We won't fix DateFormatter as we will deprecate it soon and replace with new DateTimeFormatter. The current DateFormatter has a list of known issues which we have no control over. I very much hope that the new FME 2017 datetime functions (and DateTimeFormatter in 2017.1) will produce correct results. If you see any issues with the new functions, please let us know ASAP - we are testing them now and any feedback will be very much appreciated.
Hi @egomm
could you please check what your system time zone is? Do you use DateFormatter? Could you please try FME 2017 datetime functions?
We won't fix DateFormatter as we will deprecate it soon and replace with new DateTimeFormatter. The current DateFormatter has a list of known issues which we have no control over. I very much hope that the new FME 2017 datetime functions (and DateTimeFormatter in 2017.1) will produce correct results. If you see any issues with the new functions, please let us know ASAP - we are testing them now and any feedback will be very much appreciated.
I don't have 2017 unfortunately.
But system date is definitely GMT - timestamper returns the correct time, as does using a date formatter on a attribute with value 'Now'
This particular issue is unlikely to cause problems for me day to day, I was just corroborating what @shepthedog63 had seen.
I don't have 2017 unfortunately.
But system date is definitely GMT - timestamper returns the correct time, as does using a date formatter on a attribute with value 'Now'
This particular issue is unlikely to cause problems for me day to day, I was just corroborating what @shepthedog63 had seen.
I understand. And appreciate your input.
Just to clarify: TimeStamper returns your system time without UTC offset (even if there is any). Although, to be honest, by now (based on everything you said) I doubt your system time is not GMT... I can't explain the DateFormatter behaviour without troubleshooting it in an environment that is as close to the one you are working in as possible. I know DateFormatter has some issues with 'assuming' the time zones - this is one of the reasons why we are deprecating it (the other option would be patching).
That's really strange. In my time zone (UTC+09), this workflow returns expected result.
format-epoch-with-dateformatter.fmw (FME 2016.1.3)
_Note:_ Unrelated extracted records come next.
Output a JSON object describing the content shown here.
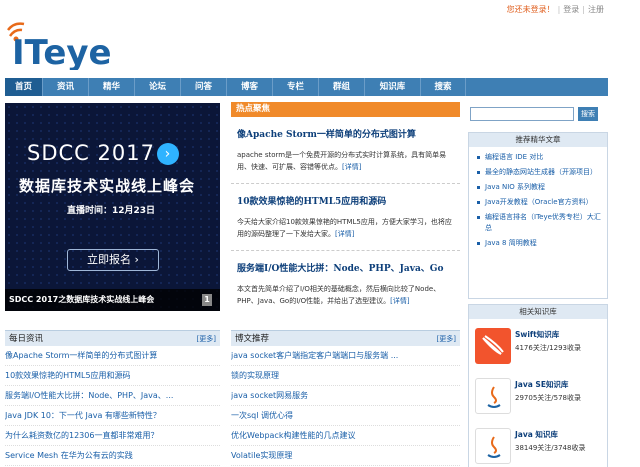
{
  "topbar": {
    "warning": "您还未登录！",
    "login": "登录",
    "sep": "|",
    "register": "注册"
  },
  "logo": {
    "text": "ITeye"
  },
  "nav": {
    "items": [
      {
        "label": "首页",
        "active": true
      },
      {
        "label": "资讯"
      },
      {
        "label": "精华"
      },
      {
        "label": "论坛"
      },
      {
        "label": "问答"
      },
      {
        "label": "博客"
      },
      {
        "label": "专栏"
      },
      {
        "label": "群组"
      },
      {
        "label": "知识库"
      },
      {
        "label": "搜索"
      }
    ]
  },
  "banner": {
    "brand": "SDCC 2017",
    "headline": "数据库技术实战线上峰会",
    "live": "直播时间：12月23日",
    "button": "立即报名",
    "caption": "SDCC 2017之数据库技术实战线上峰会",
    "page_label": "1"
  },
  "hot": {
    "title": "热点聚焦",
    "articles": [
      {
        "title": "像Apache Storm一样简单的分布式图计算",
        "desc": "apache storm是一个免费开源的分布式实时计算系统，具有简单易用、快速、可扩展、容错等优点。",
        "more": "[详情]"
      },
      {
        "title": "10款效果惊艳的HTML5应用和源码",
        "desc": "今天给大家介绍10款效果惊艳的HTML5应用，方便大家学习，也将应用的源码整理了一下发给大家。",
        "more": "[详情]"
      },
      {
        "title": "服务端I/O性能大比拼：Node、PHP、Java、Go",
        "desc": "本文首先简单介绍了I/O相关的基础概念，然后横向比较了Node、PHP、Java、Go的I/O性能，并给出了选型建议。",
        "more": "[详情]"
      }
    ]
  },
  "search": {
    "button": "搜索"
  },
  "recommend": {
    "title": "推荐精华文章",
    "items": [
      "编程语言 IDE 对比",
      "最全的静态网站生成器（开源项目）",
      "Java NIO 系列教程",
      "Java开发教程（Oracle官方资料）",
      "编程语言排名（ITeye优秀专栏）大汇总",
      "Java 8 简明教程"
    ]
  },
  "knowledge": {
    "title": "相关知识库",
    "items": [
      {
        "name": "Swift知识库",
        "count": "4176关注/1293收录"
      },
      {
        "name": "Java SE知识库",
        "count": "29705关注/578收录"
      },
      {
        "name": "Java 知识库",
        "count": "38149关注/3748收录"
      }
    ]
  },
  "daily": {
    "title": "每日资讯",
    "more": "[更多]",
    "items": [
      "像Apache Storm一样简单的分布式图计算",
      "10款效果惊艳的HTML5应用和源码",
      "服务端I/O性能大比拼：Node、PHP、Java、...",
      "Java JDK 10：下一代 Java 有哪些新特性？",
      "为什么耗资数亿的12306一直都非常难用？",
      "Service Mesh 在华为公有云的实践"
    ]
  },
  "blogs": {
    "title": "博文推荐",
    "more": "[更多]",
    "items": [
      "java socket客户端指定客户端端口与服务端 ...",
      "锁的实现原理",
      "java socket网易服务",
      "一次sql 调优心得",
      "优化Webpack构建性能的几点建议",
      "Volatile实现原理"
    ]
  },
  "colors": {
    "nav": "#3e7fb4",
    "hot_header": "#f08a2a",
    "link": "#1a5fa8"
  }
}
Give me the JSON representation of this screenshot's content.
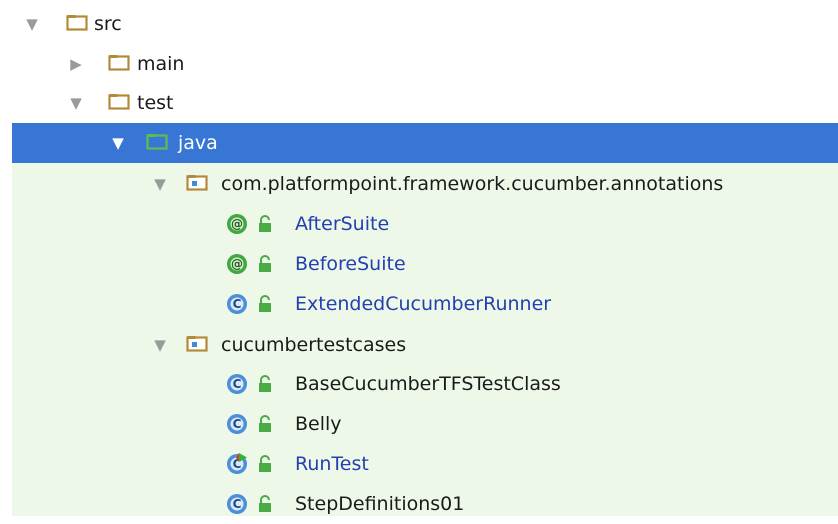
{
  "colors": {
    "selection": "#3876d5",
    "test_source_bg": "#eef8e8",
    "folder": "#b38a38",
    "test_folder": "#5bbf4a",
    "package_dot": "#3a8fd6",
    "annotation_badge": "#3fa83f",
    "class_badge": "#4a8fd8",
    "lock": "#4aaa44",
    "linked_text": "#2340b0"
  },
  "tree": {
    "src": {
      "label": "src",
      "icon": "folder-icon"
    },
    "main": {
      "label": "main",
      "icon": "folder-icon"
    },
    "test": {
      "label": "test",
      "icon": "folder-icon"
    },
    "java": {
      "label": "java",
      "icon": "test-source-folder-icon"
    },
    "pkg_annotations": {
      "label": "com.platformpoint.framework.cucumber.annotations",
      "icon": "package-icon",
      "items": [
        {
          "label": "AfterSuite",
          "badge": "@",
          "icon": "annotation-icon"
        },
        {
          "label": "BeforeSuite",
          "badge": "@",
          "icon": "annotation-icon"
        },
        {
          "label": "ExtendedCucumberRunner",
          "badge": "C",
          "icon": "class-icon"
        }
      ]
    },
    "pkg_testcases": {
      "label": "cucumbertestcases",
      "icon": "package-icon",
      "items": [
        {
          "label": "BaseCucumberTFSTestClass",
          "badge": "C",
          "icon": "class-icon"
        },
        {
          "label": "Belly",
          "badge": "C",
          "icon": "class-icon"
        },
        {
          "label": "RunTest",
          "badge": "C",
          "icon": "runnable-class-icon"
        },
        {
          "label": "StepDefinitions01",
          "badge": "C",
          "icon": "class-icon"
        }
      ]
    }
  }
}
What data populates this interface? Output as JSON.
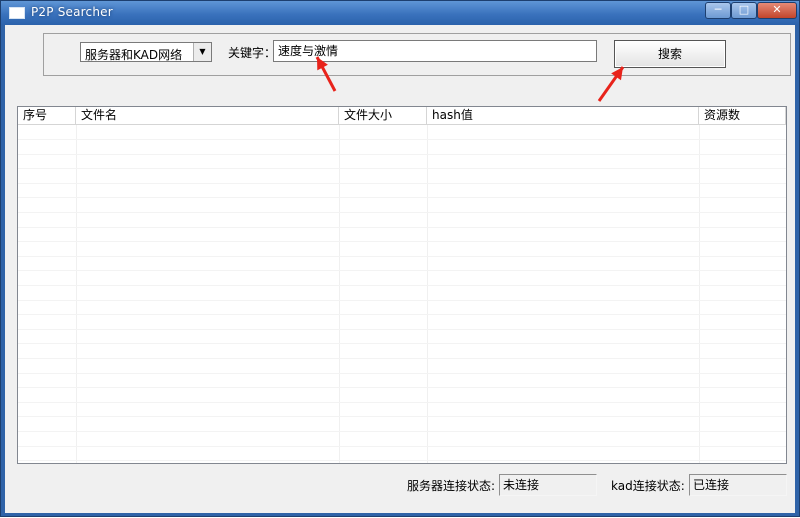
{
  "window": {
    "title": "P2P Searcher",
    "min_glyph": "─",
    "max_glyph": "□",
    "close_glyph": "✕"
  },
  "search": {
    "network_select": "服务器和KAD网络",
    "select_arrow": "▼",
    "keyword_label": "关键字：",
    "keyword_value": "速度与激情",
    "search_button": "搜索"
  },
  "table": {
    "columns": [
      "序号",
      "文件名",
      "文件大小",
      "hash值",
      "资源数"
    ],
    "rows": []
  },
  "status": {
    "server_label": "服务器连接状态:",
    "server_value": "未连接",
    "kad_label": "kad连接状态:",
    "kad_value": "已连接"
  },
  "annotations": {
    "arrow_color": "#e8231b"
  }
}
Result (Time Zone: UTC+09)
Attribute(encoded: utf-8): `_epoch' has value `1970-01-01T09:00:00'
How does the workspace work in your time zone > everyone?
Update. Once I changed timezone in the system to UTC, the workspace returned correct result.
Attribute(encoded: utf-8): `_epoch' has value `1970-01-01T00:00:00'
Windows 7 Japanese Edition
Could _epoch work to compare dates in TESTER?? I tried your setting above, but it causes all my work to fall out the Failed port. I used DAteFormater for two fields set one less than the other. I also need is not NULL for both?? Thx
Could _epoch work to compare dates in TESTER?? I tried your setting above, but it causes all my work to fall out the Failed port. I used DAteFormater for two fields set one less than the other. I also need is not NULL for both?? Thx
It should work, the %s format is simply returning the number of seconds since the epoch (i.e. 01-01-1970), expressed as a decimal integer.
If you can't get it to work, consider posting it as a separate question with as much detail as possible.